Additional formulas may be prescribed based on individual symptom patterns. For example, Si Wu Tang (Four Substances Decoction) is used for blood deficiency, often seen in Jue Yin syndrome with signs like pallor or fatigue, while Gui Pi Tang (Restore the Spleen Decoction) addresses spleen and heart deficiencies, such as insomnia or palpitations. These formulas are tailored to the patient’s specific presentation, adhering to TCM’s individualized diagnostic approach.

=== Other modalities ===

- Acupuncture: Points like PC-6 (Neiguan) and LR-3 (Taichong) harmonize the pericardium and liver meridians.
- Moxibustion: Applies heat to stimulate qi flow and warm the body.

== Modern relevance ==
Jue Yin remains relevant in modern TCM, applied to severe or chronic conditions with compromised immune and regulatory systems.
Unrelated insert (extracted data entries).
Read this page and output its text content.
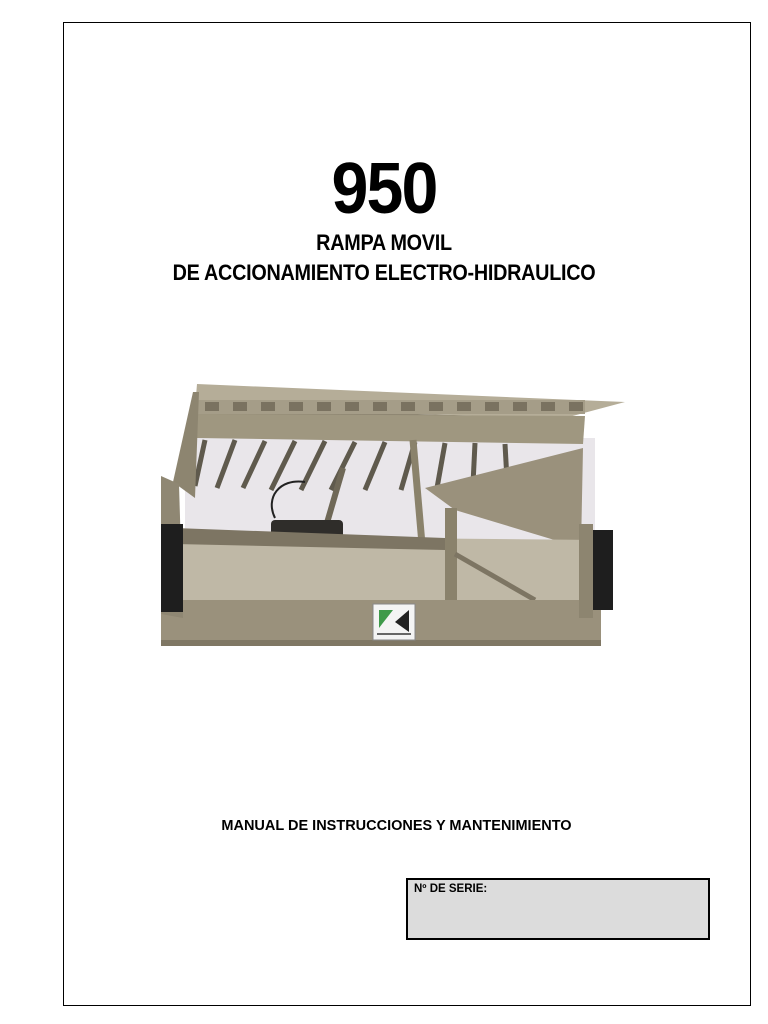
950
RAMPA MOVIL
DE ACCIONAMIENTO ELECTRO-HIDRAULICO
MANUAL DE INSTRUCCIONES Y MANTENIMIENTO
Nº DE SERIE:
The World Health Organization’s 2007 International Standard Terminologies on Traditional Medicine standardized Jue Yin-related terms, aiding global integration. While TCM faces scrutiny in Western medicine for its empirical basis, its widespread use in East Asia and growing interest in integrative medicine highlight its clinical value.